Food Poisoning and Teacher Training

Actually, there’s no connection I can think of between food poisoning and teacher training other than that I got an e-mail asking me about teacher training while I was suffering from food poisoning. This photo is from the last time I got food poisoning, back in the year of our Lord twenty-ought-five. Nobody took a photo of me this past weekend. But I looked even worse.

And I’m not even sure if it was food poisoning or a stomach flu. The symptoms are pretty much identical. All I know is that I woke up on Saturday feeling like someone had punched me repeatedly in the stomach. By evening the pain was even worse. I was sweating and feverish. At 2:30 in the morning I tossed some cookies. Sunday was better but only by comparison with how bad Saturday was. And today I’m feeling pretty much normal again. We often don’t really appreciate how good normal feels until we’ve been sick.

Anyhow, while I was sick I got an email from my friend Blake. A friend of his named Rachael has been helping us out in our efforts to set up Dogen Sangha Los Angeles as a non-profit religious corporation (or whatever it’s called) in the State of California. Our goal is to set up some kind of permanent space we can use for weekly or even daily public zazen, retreats, orgies, etc. OK. Maybe not so many orgies. This isn’t Boulder, after all. But you get the idea.

Blake wanted to know if we were planning to franchise the organization. I told him I didn’t intend to do that. Heck, we only get six people to show up in LA! And he asked if we were going to do teacher training.

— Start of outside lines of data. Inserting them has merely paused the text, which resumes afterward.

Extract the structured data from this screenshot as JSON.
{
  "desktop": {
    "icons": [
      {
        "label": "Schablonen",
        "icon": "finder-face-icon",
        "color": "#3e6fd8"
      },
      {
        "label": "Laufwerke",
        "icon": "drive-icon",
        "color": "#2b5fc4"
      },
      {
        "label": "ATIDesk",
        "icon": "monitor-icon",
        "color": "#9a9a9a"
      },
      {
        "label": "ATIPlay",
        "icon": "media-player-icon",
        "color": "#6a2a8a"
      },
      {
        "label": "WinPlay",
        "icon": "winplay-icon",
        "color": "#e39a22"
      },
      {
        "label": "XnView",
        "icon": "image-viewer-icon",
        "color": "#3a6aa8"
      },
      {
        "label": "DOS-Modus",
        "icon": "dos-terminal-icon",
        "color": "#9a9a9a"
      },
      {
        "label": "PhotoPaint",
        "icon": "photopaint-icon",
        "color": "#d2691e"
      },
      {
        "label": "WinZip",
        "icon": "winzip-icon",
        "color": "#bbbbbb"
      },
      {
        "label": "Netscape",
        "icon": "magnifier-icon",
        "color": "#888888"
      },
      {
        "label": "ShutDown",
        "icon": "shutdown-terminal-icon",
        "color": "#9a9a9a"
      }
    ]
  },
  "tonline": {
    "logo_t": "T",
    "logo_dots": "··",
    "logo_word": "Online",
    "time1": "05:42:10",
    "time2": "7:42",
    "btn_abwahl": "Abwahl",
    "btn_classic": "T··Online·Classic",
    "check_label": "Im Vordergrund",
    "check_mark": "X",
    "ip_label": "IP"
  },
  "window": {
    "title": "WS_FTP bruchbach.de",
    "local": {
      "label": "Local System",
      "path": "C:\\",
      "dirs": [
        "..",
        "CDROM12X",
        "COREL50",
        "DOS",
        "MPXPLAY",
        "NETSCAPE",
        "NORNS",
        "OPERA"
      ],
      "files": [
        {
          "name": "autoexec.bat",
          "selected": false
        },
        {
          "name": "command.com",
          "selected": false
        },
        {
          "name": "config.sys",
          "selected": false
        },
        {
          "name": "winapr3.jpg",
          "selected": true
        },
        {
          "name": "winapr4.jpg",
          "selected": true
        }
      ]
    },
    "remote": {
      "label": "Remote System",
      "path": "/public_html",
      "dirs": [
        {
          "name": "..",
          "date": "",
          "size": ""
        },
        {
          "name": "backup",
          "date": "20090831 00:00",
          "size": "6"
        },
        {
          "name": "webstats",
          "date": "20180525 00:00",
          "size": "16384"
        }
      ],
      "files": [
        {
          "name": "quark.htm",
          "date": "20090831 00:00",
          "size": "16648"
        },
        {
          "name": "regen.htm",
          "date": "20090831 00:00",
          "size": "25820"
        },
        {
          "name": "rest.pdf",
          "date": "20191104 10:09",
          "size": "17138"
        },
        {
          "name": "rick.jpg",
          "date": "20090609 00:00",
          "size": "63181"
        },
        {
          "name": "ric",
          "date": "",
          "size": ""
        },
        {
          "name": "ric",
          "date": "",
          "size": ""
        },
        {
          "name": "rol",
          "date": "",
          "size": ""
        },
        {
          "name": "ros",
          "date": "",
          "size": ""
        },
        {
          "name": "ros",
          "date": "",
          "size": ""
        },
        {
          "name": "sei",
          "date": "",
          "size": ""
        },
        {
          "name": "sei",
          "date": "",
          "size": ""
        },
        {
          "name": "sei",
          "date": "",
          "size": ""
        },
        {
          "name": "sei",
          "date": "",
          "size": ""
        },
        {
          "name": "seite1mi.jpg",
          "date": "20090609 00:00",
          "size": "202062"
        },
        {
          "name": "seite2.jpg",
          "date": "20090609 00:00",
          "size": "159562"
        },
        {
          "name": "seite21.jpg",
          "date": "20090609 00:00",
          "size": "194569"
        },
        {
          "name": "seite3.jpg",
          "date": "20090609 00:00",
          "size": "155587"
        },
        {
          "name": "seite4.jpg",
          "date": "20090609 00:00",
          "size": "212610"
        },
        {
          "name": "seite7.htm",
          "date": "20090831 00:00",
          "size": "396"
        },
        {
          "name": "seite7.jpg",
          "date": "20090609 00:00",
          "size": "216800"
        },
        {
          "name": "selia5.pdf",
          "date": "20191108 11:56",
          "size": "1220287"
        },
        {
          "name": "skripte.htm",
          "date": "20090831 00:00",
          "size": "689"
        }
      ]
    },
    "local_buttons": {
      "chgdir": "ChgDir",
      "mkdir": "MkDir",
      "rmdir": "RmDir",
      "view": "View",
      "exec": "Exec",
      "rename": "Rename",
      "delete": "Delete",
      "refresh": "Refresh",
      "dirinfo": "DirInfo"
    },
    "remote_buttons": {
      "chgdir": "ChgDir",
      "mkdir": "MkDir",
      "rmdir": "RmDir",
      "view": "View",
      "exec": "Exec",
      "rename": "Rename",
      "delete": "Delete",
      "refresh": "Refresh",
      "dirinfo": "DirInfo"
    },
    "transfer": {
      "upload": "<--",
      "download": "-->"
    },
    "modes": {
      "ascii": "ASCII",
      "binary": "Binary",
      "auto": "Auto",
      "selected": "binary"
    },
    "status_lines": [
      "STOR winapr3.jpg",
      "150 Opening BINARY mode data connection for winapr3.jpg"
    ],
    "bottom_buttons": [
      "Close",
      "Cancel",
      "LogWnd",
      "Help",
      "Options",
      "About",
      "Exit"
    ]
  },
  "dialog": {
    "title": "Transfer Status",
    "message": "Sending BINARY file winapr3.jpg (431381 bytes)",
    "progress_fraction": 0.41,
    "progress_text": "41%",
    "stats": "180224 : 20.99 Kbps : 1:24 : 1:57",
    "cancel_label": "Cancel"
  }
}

The first question is, “What do you mean ‘we’, White Man?” It’s not like this is some huge group like San Francisco Zen Center. There’s really only me to train anyone. And I don’t really feel like I can train anyone to be a Zen teacher.

Here’s why.

To me the word “teacher training” implies that there is a course of study. And that this course of study has a specific time limit. And that undertaking this course of study would more-or-less guarantee you that you’d come out of it as a teacher of Zen if you managed not to bungle it too badly. And that this course of study would be comprehensible, in that it would be orderly and possible for anyone who applied (within reason) to complete.

So to me, “teacher training” would imply something like (but not necessarily exactly like) a course that any competent adult coul undertake, that would last (let’s say) three years, and that would grant you some sort of credentials at the end. I just can’t see myself doing that. Of course one should never say “never” as the saying goes. But right now I don’t feel like it applies to what I do.

It’s tempting though. Because I would certainly stand to make a busload more money if I set up a teacher training course and then authorized those to whom I grant credentials to start their own Dogen Sanghas throughout the world. I’d stand to collect the teaching fees and I would set up a lot of ready-made places at which I could lecture and collect donations. It also sounds like a good way to “spread the dharma.” Because all of these teachers would be out there spreading the good word of Buddha just as I taught them.

Or would they? See. That’s where I start getting nervous. I’m not sure I want a whole load of people out in random locations waving around certificates signed by me telling people they’re training them in the Brad Warner Method of Zen (or whatever). It just sounds iffy.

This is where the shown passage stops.